Abigail DeVille boldly announces her vision with her large-scale piece, “Harlem Flag”. White and black mixes with gray, as pops of blue, orange, and red come together in a solid mass struggling to find cohesion. The work combines impressions of peeling wallpaper and tattered curtains–the artist manipulates materials that could be found in an abandoned home or a rundown auto shop. Tension imbues the piece. With each material twisted and pulled and crumbled and distorted, “Harlem Flag” becomes a testament to the community’s historical past and its present reality. Texture becomes a metaphor for multiplicity, a reflection on Harlem’s ever-changing demographics and, perhaps, sense of prosperity or ownership. The piece is a statement–a reflection on place that contemplates everything from the firmness of Harlem’s sidewalks to the uncertainty of its future.

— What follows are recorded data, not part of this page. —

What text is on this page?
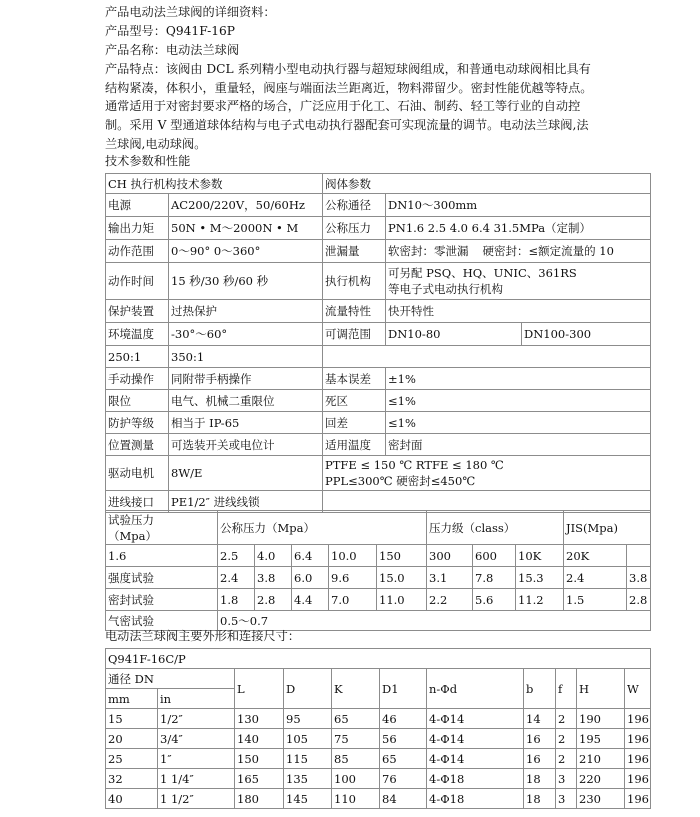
产品电动法兰球阀的详细资料：
产品型号：Q941F-16P
产品名称：电动法兰球阀
产品特点：该阀由 DCL 系列精小型电动执行器与超短球阀组成，和普通电动球阀相比具有结构紧凑，体积小，重量轻，阀座与端面法兰距离近，物料滞留少。密封性能优越等特点。通常适用于对密封要求严格的场合，广泛应用于化工、石油、制药、轻工等行业的自动控制。采用 V 型通道球体结构与电子式电动执行器配套可实现流量的调节。电动法兰球阀,法兰球阀,电动球阀。
技术参数和性能
CH 执行机构技术参数		阀体参数		
电源	AC200/220V，50/60Hz	公称通径	DN10～300mm	
输出力矩	50N • M～2000N • M	公称压力	PN1.6 2.5 4.0 6.4 31.5MPa（定制）	
动作范围	0～90° 0～360°	泄漏量	软密封：零泄漏 硬密封：≤额定流量的 10	
动作时间	15 秒/30 秒/60 秒	执行机构	可另配 PSQ、HQ、UNIC、361RS
等电子式电动执行机构	

保护装置	过热保护	流量特性	快开特性	
环境温度	-30°～60°	可调范围	DN10-80	DN100-300
250:1	350:1			
手动操作	同附带手柄操作	基本误差	±1%	
限位	电气、机械二重限位	死区	≤1%	
防护等级	相当于 IP-65	回差	≤1%	
位置测量	可选装开关或电位计	适用温度	密封面	
驱动电机	8W/E	PTFE ≤ 150 ℃ RTFE ≤ 180 ℃
PPL≤300℃ 硬密封≤450℃		

进线接口	PE1/2″ 进线线锁			
试验压力
（Mpa）	公称压力（Mpa）					压力级（class）			JIS(Mpa)	
1.6	2.5	4.0	6.4	10.0	150	300	600	10K	20K	
强度试验	2.4	3.8	6.0	9.6	15.0	3.1	7.8	15.3	2.4	3.8
密封试验	1.8	2.8	4.4	7.0	11.0	2.2	5.6	11.2	1.5	2.8
气密试验	0.5～0.7									
电动法兰球阀主要外形和连接尺寸：
Q941F-16C/P										
通径 DN		L	D	K	D1	n-Φd	b	f	H	W
mm	in									
15	1/2″	130	95	65	46	4-Φ14	14	2	190	196
20	3/4″	140	105	75	56	4-Φ14	16	2	195	196
25	1″	150	115	85	65	4-Φ14	16	2	210	196
32	1 1/4″	165	135	100	76	4-Φ18	18	3	220	196
40	1 1/2″	180	145	110	84	4-Φ18	18	3	230	196
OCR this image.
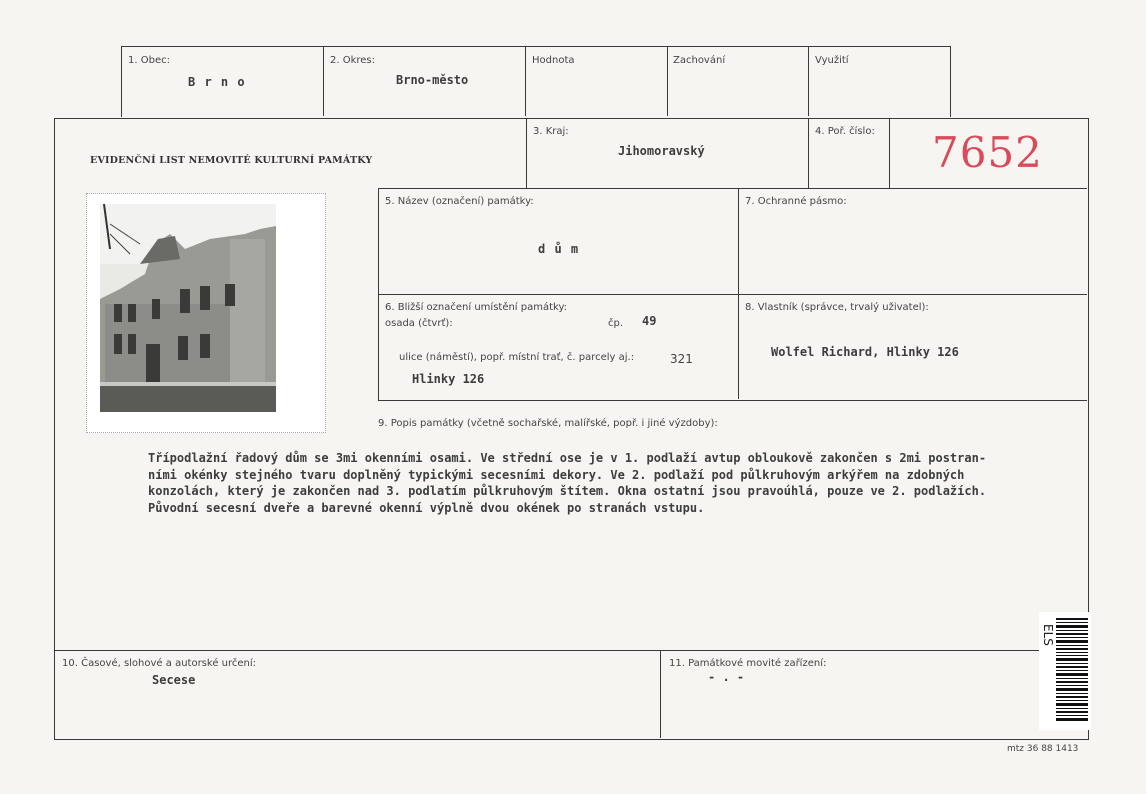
1. Obec:
B r n o
2. Okres:
Brno-město
Hodnota	Zachování	Využití
EVIDENČNÍ LIST NEMOVITÉ KULTURNÍ PAMÁTKY
3. Kraj:
Jihomoravský
4. Poř. číslo: 7652
5. Název (označení) památky:
d ů m
7. Ochranné pásmo:
6. Bližší označení umístění památky:
osada (čtvrť):	čp. 49
ulice (náměstí), popř. místní trať, č. parcely aj.:	321
Hlinky 126
8. Vlastník (správce, trvalý uživatel):
Wolfel Richard, Hlinky 126
9. Popis památky (včetně sochařské, malířské, popř. i jiné výzdoby):
Třípodlažní řadový dům se 3mi okenními osami. Ve střední ose je v 1. podlaží avtup obloukově zakončen s 2mi postran-
ními okénky stejného tvaru doplněný typickými secesními dekory. Ve 2. podlaží pod půlkruhovým arkýřem na zdobných
konzolách, který je zakončen nad 3. podlatím půlkruhovým štítem. Okna ostatní jsou pravoúhlá, pouze ve 2. podlažích.
Původní secesní dveře a barevné okenní výplně dvou okének po stranách vstupu.
10. Časové, slohové a autorské určení:
Secese
11. Památkové movité zařízení:
- . -
ELS
mtz 36 88 1413
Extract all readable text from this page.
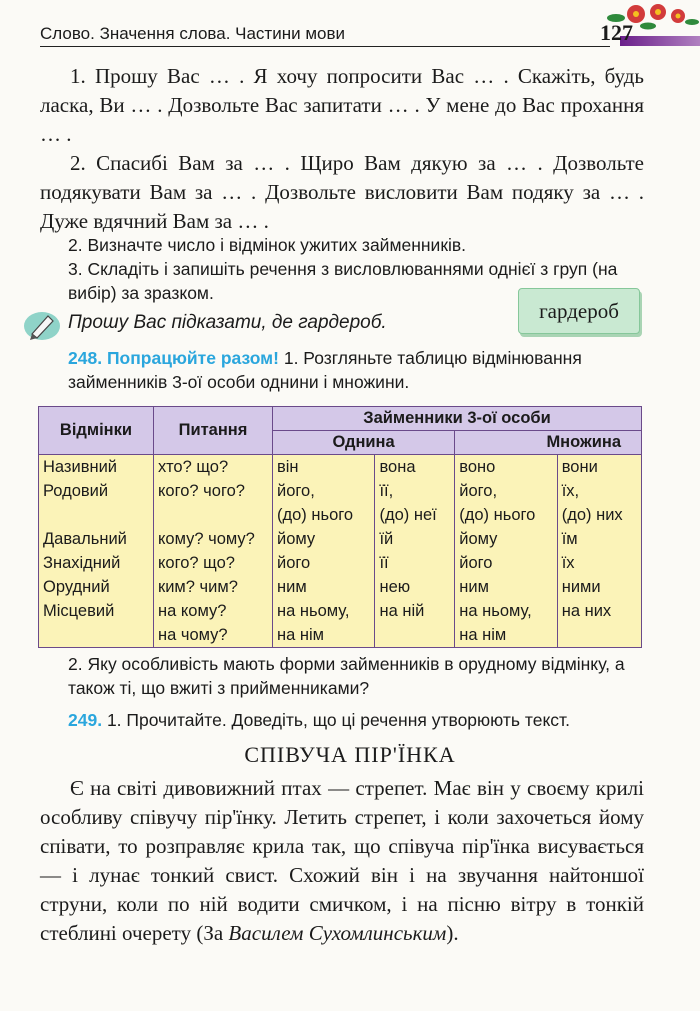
Слово. Значення слова. Частини мови	127

1. Прошу Вас … . Я хочу попросити Вас … . Скажіть, будь ласка, Ви … . Дозвольте Вас запитати … . У мене до Вас прохання … .

2. Спасибі Вам за … . Щиро Вам дякую за … . Дозвольте подякувати Вам за … . Дозвольте висловити Вам подяку за … . Дуже вдячний Вам за … .

2. Визначте число і відмінок ужитих займенників.

3. Складіть і запишіть речення з висловлюваннями однієї з груп (на вибір) за зразком.

гардероб
Прошу Вас підказати, де гардероб.

248. Попрацюйте разом! 1. Розгляньте таблицю відмінювання займенників 3-ої особи однини і множини.

Відмінки	Питання	Займенники 3-ої особи			
		Однина		Множина	
Називний	хто? що?	він	вона	воно	вони
Родовий	кого? чого?	його,	її,	його,	їх,
		(до) нього	(до) неї	(до) нього	(до) них
Давальний	кому? чому?	йому	їй	йому	їм
Знахідний	кого? що?	його	її	його	їх
Орудний	ким? чим?	ним	нею	ним	ними
Місцевий	на кому?	на ньому,	на ній	на ньому,	на них
	на чому?	на нім		на нім	

2. Яку особливість мають форми займенників в орудному відмінку, а також ті, що вжиті з прийменниками?

249. 1. Прочитайте. Доведіть, що ці речення утворюють текст.

СПІВУЧА ПІР'ЇНКА

Є на світі дивовижний птах — стрепет. Має він у своєму крилі особливу співучу пір'їнку. Летить стрепет, і коли захочеться йому співати, то розправляє крила так, що співуча пір'їнка висувається — і лунає тонкий свист. Схожий він і на звучання найтоншої струни, коли по ній водити смичком, і на пісню вітру в тонкій стеблині очерету (За Василем Сухомлинським).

A constructor of overlooked histories, DeVille finds narratives in the detritus of the everyday. This talent is celebrated in the artist’s large-scale installation, “ADDC Obelisk”. The work feels like a Harlem space ship–shopping carts, mannequins, barbed wire, and box springs come together to form a giant mass. DeVille rolls the momentum and energy of New York City’s streets into one compact form. Though playful, “ADDC Obelisk” can also be seen as dangerous– the familiar morphed into an unknown. Most importantly, however, the artist makes us look twice at these objects, regarding each as it would never be seen and reminding us of its potential for both unity and alienation.
Narrative sculpture
Kevin Beasley delivers more subtle works, but, like DeVille, sources his materials from the areas in which he lives and works. Using polyurethane to harden domestic readymades–dressing gowns, rugs, clothespins, cotton rags, etc.–Beasley takes the discarded and creates anew. “Untitled, 2013” is composed from a pillowcase and plaster. Creating the sensation of frozen movement, the artist infuses a sense of narrative into the carefully manipulated materials. In another work, “Untitled, 2014,” Beasley furthers his ability to pair the inanimate with narrative. Made out of shorts, a T-shirt, underwear, a cotton rag, and zip ties, the hardened sculpture stretches out from the wall like a fist pounding through plaster. Its striking dimensions create a sense of urgency that is at once arresting, but so familiar.
Language-based works
Bethany Collins offers a more conceptual approach than her fellow residents. Known for erasing, writing, and rewriting text, particularly from books and journals printed between 1950-1980, Collins is intrinsically concerned with language, race, and textual association. In “Southern Review,” Collins blacks out entire passages of the literary magazine with only the title and author’s name left legible. The viewer is left to engage this meager information and conjure his/her own imaginations of what a title or author might have meant. Stepping back from the work, the individual pages collectively create a startling geometric pattern in black and white – beautiful, indeed, but also cleverly emblematic.
In two other works–“Skin, 1965,”and “Ravel, 1982,”Collins proves her brilliance at erasing. Definitions are methodically scoured away to leave only partial explanations that take on far deeper connotation. Hung side-by-side, the two works reflect back on one another to further complicate their meanings. Be prepared to linger on the words and contemplate their subtle cleverness for hours.
The artist’s successful understanding of pairing can also be seen in the pieces “She’s Trying to Fuck Her Way Into Blackness” and “He’s Trying to Fuck His Way Out”. Composed of blue colored pencil on black acrylic and wood panel, the works, from afar, conjure images of constellations. On closer inspection, we see that the blue markings are actually letters floating in and out of clusters, their meaning never defined, only reflective of the works’ titles. Once again, Collins manipulates language and its meanings through calculated decisions about what to reveal and what to erase.
Material Histories brings together three artists actively contemplating the question of the object and how its meanings are interpreted over time. Through material and contextual manipulation, the artists present a collection of work that speaks to individual understandings of history, race, identity, and culture, while focusing a wonderful collective gaze on contemporary Harlem.
Material Histories is on view at The Studio Museum in Harlem through October 26, 2014. The museum is located at 144 West 125th Street, New York, NY.